The self-confident boy starts to be less calm and I catch the first signs of nervousness.
“I saw Mario trying to open my bag, and you insisted that he tried again. Was it to take the test and complete it?” I continue.
“What are you saying teacher, I’d never do such a thing!”
At this point, raising the tone of voice even more, I repeat:
“Did you want to open the bag to take the test?”
“No prof” Ignoring his no:
“Did you want to open the bag to take the test?”
“Did you want to open the bag to take the test?”
“Did you want to open the bag to take the test?”
Three times I repeat the question, progressively raising my tone of voice and ending almost to shout it. At this point, I see that Paolo feels put with his back to the wall, and all he can do is confessing. Crying, he tells me:
“I did not want to do it, teacher, but it was the only way to try to recover and make my mother happy, I know I was wrong, I apologise.”
“Trust is won over facts and not words, these excuses will have value if followed by facts. At this point I ask you to take your responsibilities and summon your mother for tomorrow. Then, we’ll see what to do.”
It seems interesting to me to highlight an aspect of trust which it is essential to build the authentic relationship between student and teacher: the awareness of facts.
When you can identify and share the facts, it is possible to act to change the behaviours.
When this identification and sharing is not achieved, everything is useless and it will be impossible to build a relationship of trust.
At this point, the continuation of school activity may be really superfluous.
The teacher has the duty to always grant confidence. A trust based on the authenticity of facts and behaviour. If these premises are missing, we must be aware that the conclusion of the whole affair is not “better to close your bag when in class”. It would be very trivial as a teaching, and perhaps quite useless in the construction of the teacher-student relationship.

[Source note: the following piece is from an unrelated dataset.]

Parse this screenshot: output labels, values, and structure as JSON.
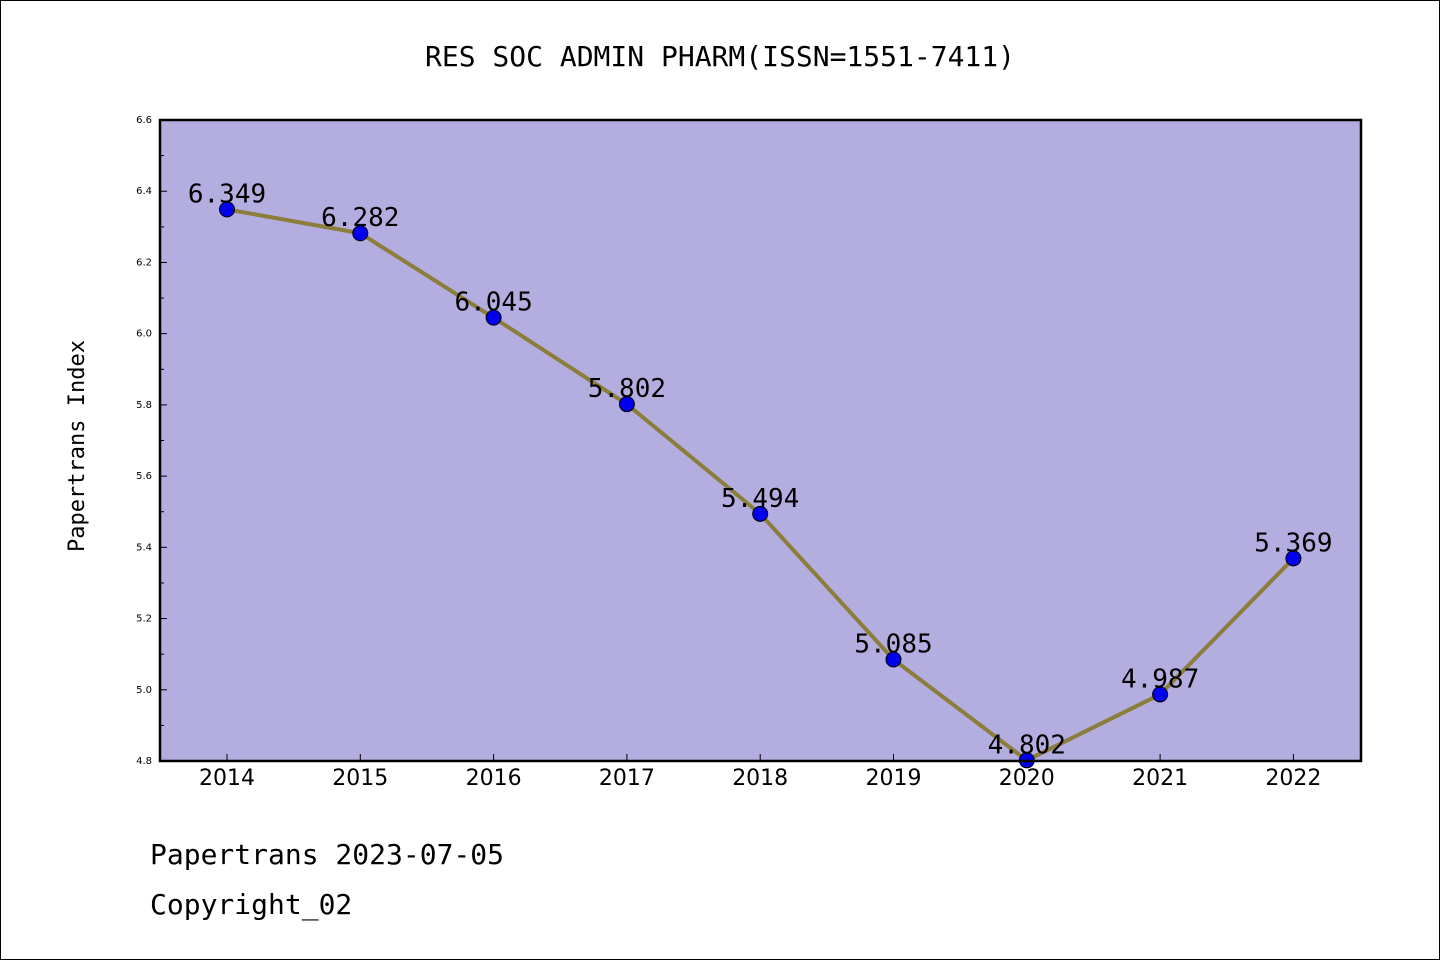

The lesson I learned from this experience is that, by identifying the facts and sharing them with the person concerned, I was able to make it clear, firstly on what basis the trust should have been built, and secondly that I was always ready to grant it. The price to pay for trust is called truth. Building a relationship of trust means discovering the foundations on which this trust must be built. And surely, the basis of trust is the truth. Truth of facts, of things that are seen and heard, truth of feelings, profound truths. The hidden truths undermine trust, make it fragile, shaky. When you trust, you can also not see and not know everything, because, in any case, the person you trust will be able to guarantee a good outcome from the action that you expect him/her to perform.
Trust is the basis of delegation and delegation is the basis for the smooth functioning of complex organisations such as schools.
When you don’t trust, you increase the controls. When you trust, you improve the results.
A school based on trust is therefore a school that knows how to give value to relationships among people. And I believe that in a school like this, the teachers who know how to trust the truth are the teacher on whom we can rely, to start the real scholastic reformation: the family school alliance based on trust.
Paolo failed the school year and then went on to night schools. He graduated with the minimum. He worked as a bricklayer for a while, then as a foreman. I never knew if the lesson he was taught was useful. I certainly haven’t given up trusting my students. A trust anchored to truth creates the awareness on which to build the man of tomorrow.